The management of the pandemic has also antagonized the president with the country’s economic elites. On Monday, 500 business leaders, former ministers and former Central Bank presidents wrote a letter urging him to do something urgently.

Support for Bolsonaro has dropped to 30%, while 44% of those surveyed consider his government to be bad or miserable, according to a survey by the Datafohla Institute. A week ago, the president changed his Health Minister again: Marcelo Quiroga is already the fourth to hold this portfolio since the pandemic began.

Chile, the exemplary student, is also beaten

For two weeks now, demonstrations against the government have been calling in Paraguay. The Ministry of Health made the advance payment of the vaccines through the Covax mechanism of the World Health Organization to an erroneous account, so for now it has been possible to immunize a small group with the doses that have arrived from the vaccine Russian, Sputnik V. The mistake cost the Health Minister his job, but the opposition did not succeed in removing Paraguayan President Mario Abdo Benítez in Parliament.

Even in Chile, one of the countries with the best vaccination rates in the world, infections have increased enormously. Nearly 4,000 infections were recorded over the weekend. In the southern region of Biobío, some patients had to wait up to 24 hours in the corridor to be treated in an emergency.

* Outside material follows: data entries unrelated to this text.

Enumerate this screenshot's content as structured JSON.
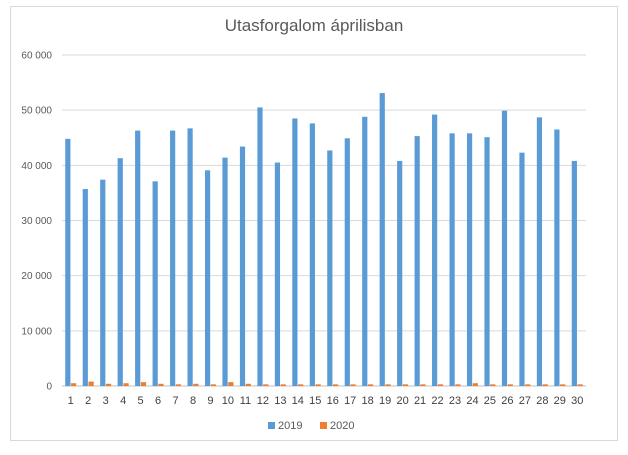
{
  "chart_data": {
    "type": "bar",
    "title": "Utasforgalom áprilisban",
    "xlabel": "",
    "ylabel": "",
    "categories": [
      "1",
      "2",
      "3",
      "4",
      "5",
      "6",
      "7",
      "8",
      "9",
      "10",
      "11",
      "12",
      "13",
      "14",
      "15",
      "16",
      "17",
      "18",
      "19",
      "20",
      "21",
      "22",
      "23",
      "24",
      "25",
      "26",
      "27",
      "28",
      "29",
      "30"
    ],
    "ylim": [
      0,
      60000
    ],
    "yticks": [
      0,
      10000,
      20000,
      30000,
      40000,
      50000,
      60000
    ],
    "ytick_labels": [
      "0",
      "10 000",
      "20 000",
      "30 000",
      "40 000",
      "50 000",
      "60 000"
    ],
    "grid": true,
    "legend_position": "bottom",
    "series": [
      {
        "name": "2019",
        "color": "#5b9bd5",
        "values": [
          44800,
          35700,
          37400,
          41300,
          46300,
          37100,
          46300,
          46700,
          39100,
          41400,
          43400,
          50500,
          40500,
          48500,
          47600,
          42700,
          44900,
          48800,
          53100,
          40800,
          45300,
          49200,
          45800,
          45800,
          45100,
          49900,
          42300,
          48700,
          46500,
          40800
        ]
      },
      {
        "name": "2020",
        "color": "#ed7d31",
        "values": [
          500,
          800,
          400,
          500,
          700,
          400,
          300,
          400,
          300,
          700,
          400,
          300,
          300,
          300,
          300,
          300,
          300,
          300,
          300,
          300,
          300,
          300,
          300,
          500,
          300,
          300,
          300,
          300,
          300,
          300
        ]
      }
    ]
  }
}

94.8% of intensive care beds in the country are occupied, according to a report from the Pontifical Catholic University and the University of Concepción. Chilean Health Minister Enrique Paris said that only 70% of beds are occupied with COVID-19 patients; the rest would be related to surgical interventions, such as tumor operations, which have accumulated since the beginning of the pandemic.

The authorities have imposed a quarantine in the worst hit regions and are considering increasing the health personnel. Five million people (of its 18.7 million inhabitants) have already been vaccinated in Chile.